Sixty years ago this month, one of automotive history’s most radical looking factory experimental vehicles appeared on the cover of Hot Rod magazine. Looking as though the entire top had been shorn off save a single, shark-like fin directly behind the driver, the “Mermaid Merc” was unlike anything else ever conceived or designed up to that point. Built specifically for the 1957 Daytona Speed Trials by Bill Stroppe and other Mercury crew/team members, the Mermaid was created for one reason—speed.
It was the age of tailfins and cars that looked like spaceships and airplanes, arguably one of the most unique eras in terms of automotive design. The late 1950s saw some radical design ideas being executed by some of the largest automobile manufacturers in the country. And while a lot of these ideas never made it past the “dream car” or concept phase, some design and engineering elements first seen as fantasy did eventually find their way into production vehicles.
Of all the fine finned cars of the late 1950s, none was quite as radical looking as the 1957 Mercury Mermaid. It’s a car that, to this day, still manages to surprise with its utterly unique look. Operating under the “race on Sunday, sell on Monday” mentality, auto manufacturers were constantly looking for ways to improve their product, both from a stylistic standpoint and the ever-increasing need for speed.
It was during this time that standard production cars modified for racing began pushing the limits of what was previously thought possible, and nowhere else was this more prevalent than on the beaches of Daytona. Here, cars with engines that could push upwards of 400 hp raced along the smooth sand, reaching speeds of up to 180 mph.
Space Age Streamliner
Created by the legendary Bill Stroppe and associates for the 1957 Daytona Speed Trials as a factory experiment, the Mercury Mermaid was built to go as fast as possible and look great while doing so.
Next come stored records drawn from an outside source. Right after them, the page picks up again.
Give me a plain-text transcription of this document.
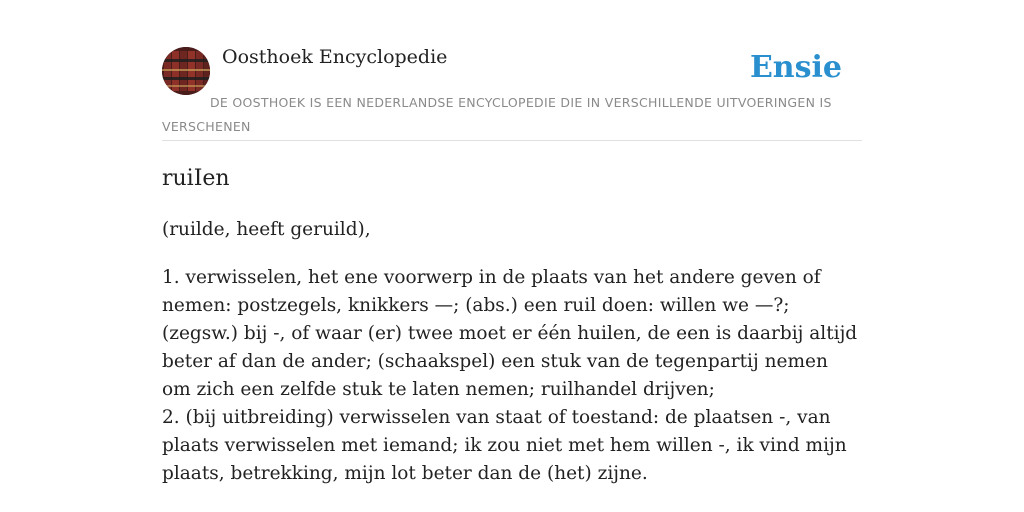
Oosthoek Encyclopedie	Ensie
DE OOSTHOEK IS EEN NEDERLANDSE ENCYCLOPEDIE DIE IN VERSCHILLENDE UITVOERINGEN IS VERSCHENEN
ruiIen

(ruilde, heeft geruild),

1. verwisselen, het ene voorwerp in de plaats van het andere geven of nemen: postzegels, knikkers —; (abs.) een ruil doen: willen we —?; (zegsw.) bij -, of waar (er) twee moet er één huilen, de een is daarbij altijd beter af dan de ander; (schaakspel) een stuk van de tegenpartij nemen om zich een zelfde stuk te laten nemen; ruilhandel drijven;
2. (bij uitbreiding) verwisselen van staat of toestand: de plaatsen -, van plaats verwisselen met iemand; ik zou niet met hem willen -, ik vind mijn plaats, betrekking, mijn lot beter dan de (het) zijne.
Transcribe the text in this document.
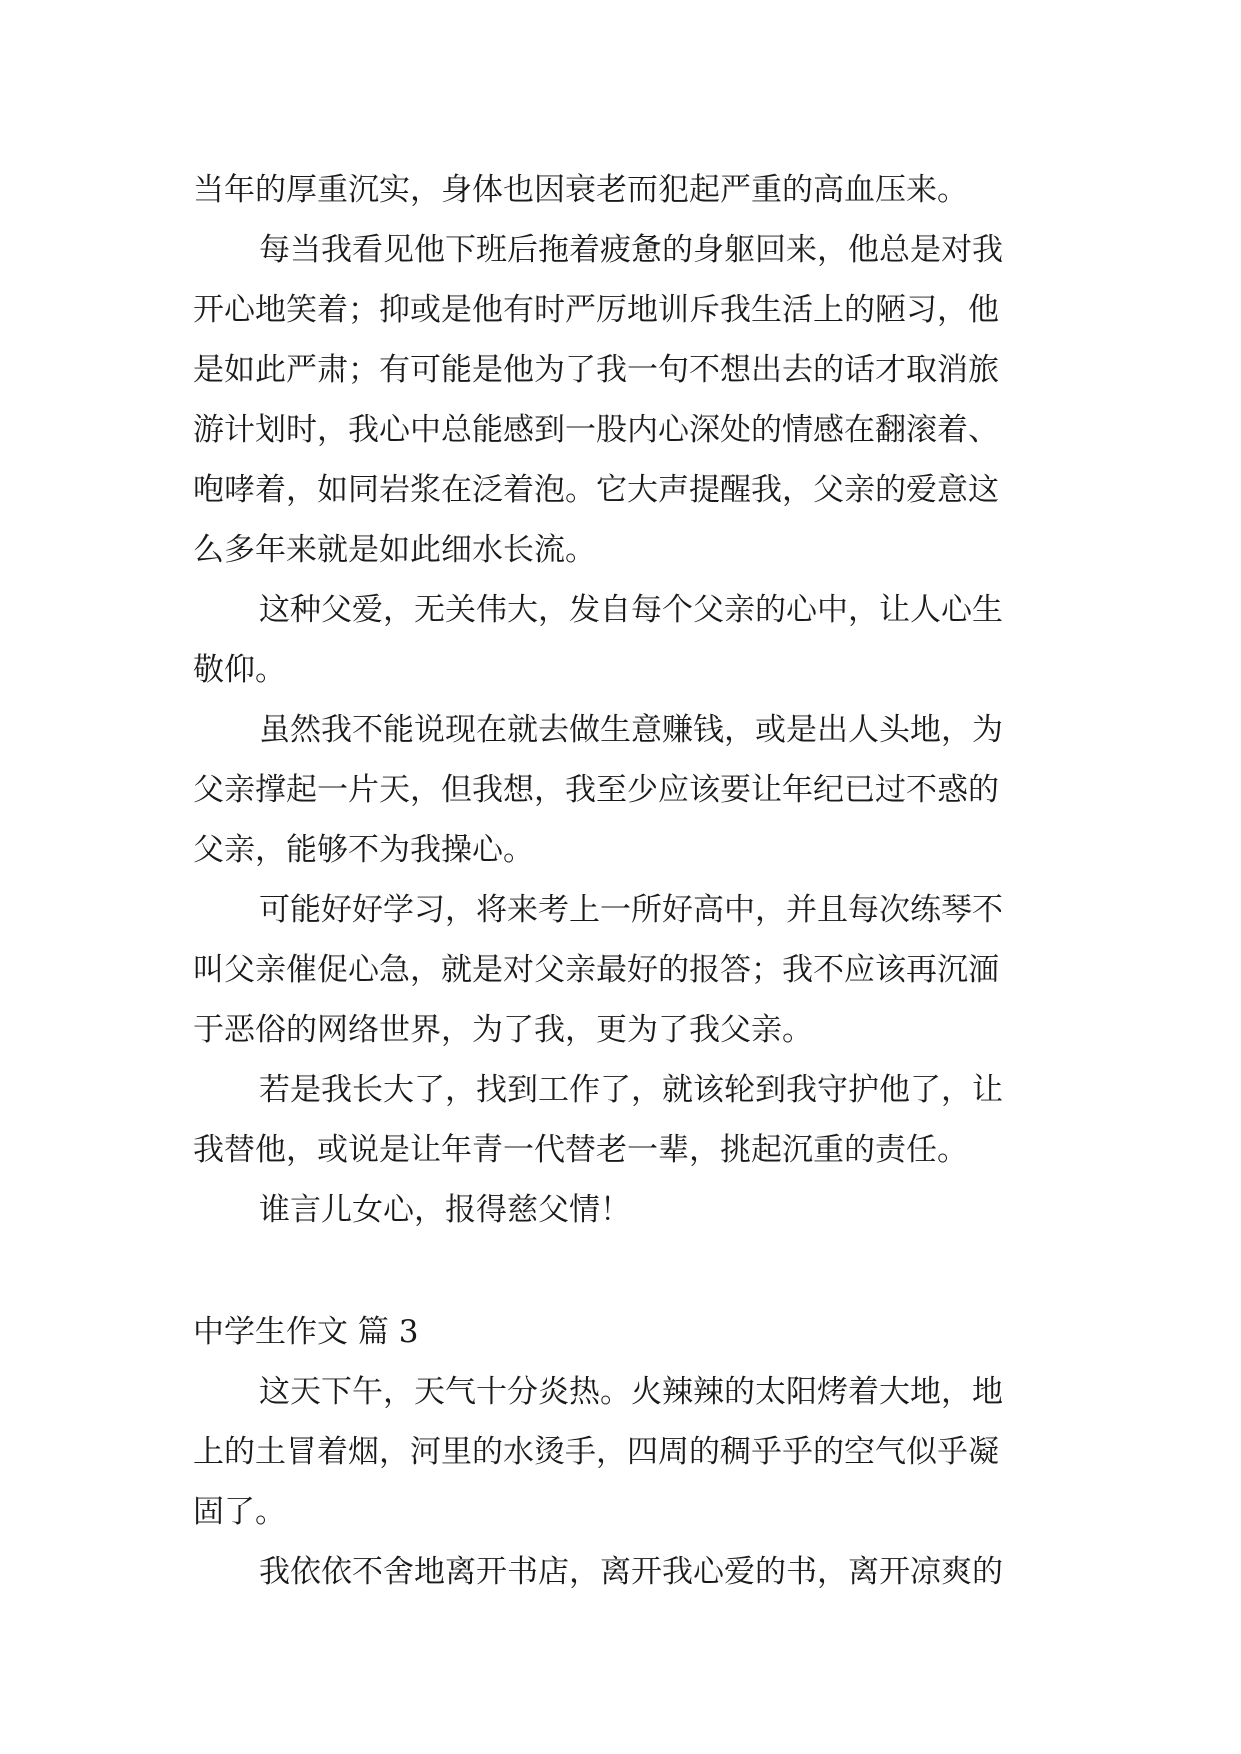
当年的厚重沉实，身体也因衰老而犯起严重的高血压来。
每当我看见他下班后拖着疲惫的身躯回来，他总是对我
开心地笑着；抑或是他有时严厉地训斥我生活上的陋习，他
是如此严肃；有可能是他为了我一句不想出去的话才取消旅
游计划时，我心中总能感到一股内心深处的情感在翻滚着、
咆哮着，如同岩浆在泛着泡。它大声提醒我，父亲的爱意这
么多年来就是如此细水长流。
这种父爱，无关伟大，发自每个父亲的心中，让人心生
敬仰。
虽然我不能说现在就去做生意赚钱，或是出人头地，为
父亲撑起一片天，但我想，我至少应该要让年纪已过不惑的
父亲，能够不为我操心。
可能好好学习，将来考上一所好高中，并且每次练琴不
叫父亲催促心急，就是对父亲最好的报答；我不应该再沉湎
于恶俗的网络世界，为了我，更为了我父亲。
若是我长大了，找到工作了，就该轮到我守护他了，让
我替他，或说是让年青一代替老一辈，挑起沉重的责任。
谁言儿女心，报得慈父情！
中学生作文 篇 3
这天下午，天气十分炎热。火辣辣的太阳烤着大地，地
上的土冒着烟，河里的水烫手，四周的稠乎乎的空气似乎凝
固了。
我依依不舍地离开书店，离开我心爱的书，离开凉爽的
Looking a bit like a boxy Jaguar D-Type on steroids, the Mermaid featured a giant tailfin just behind the driver and an almost completely flat, enclosed cockpit built by Eddie Kuzma. The car was thus made as aerodynamic as a chrome laden domestic land barge of that era could be without modifying the lower half. In other words, the Mermaid was the automotive equivalent of something of an inverted mullet-style haircut with the party (racing) up top and the practical (business) down below.
Arriving at Daytona for the Daytona Speed Trials in February 1957, the Mercury Mermaid was an immediate showstopper, its radical look backed by an equally impressive amount of speed. By removing the car’s interior and windshield and installing a small, single driver’s side cockpit with an equally small windshield in its place, the Mercury’s team shaved a great deal of weight off the vehicle while also cutting down on the car’s drag. Stroppe and team flexed some serious muscle on the drivetrain by shoehorning in a Hilborn injected, bored-out 387 cubic inch Lincoln. On the beach, driver Art Chrisman pushed the car to a reported speed of 180 mph to prove that all those crazy looking design features were not simply for show. For whatever reason, the 180 mph top speed was not repeated and thus didn’t capture a speed record for the week. However, Chrisman captured second place for a standing mile record of 93.47 mph.
As with so many other iconic concepts, the Mermaid Merc was used in a number of promotional efforts by Mercury dealers before ultimately being parted out. The car has since been faithfully recreated and, whenever it appears on the show circuit, still manages to draw a crowd with its one-of-a-kind look. We recently spotted the recreation at this year’s Carlisle Ford Nationals.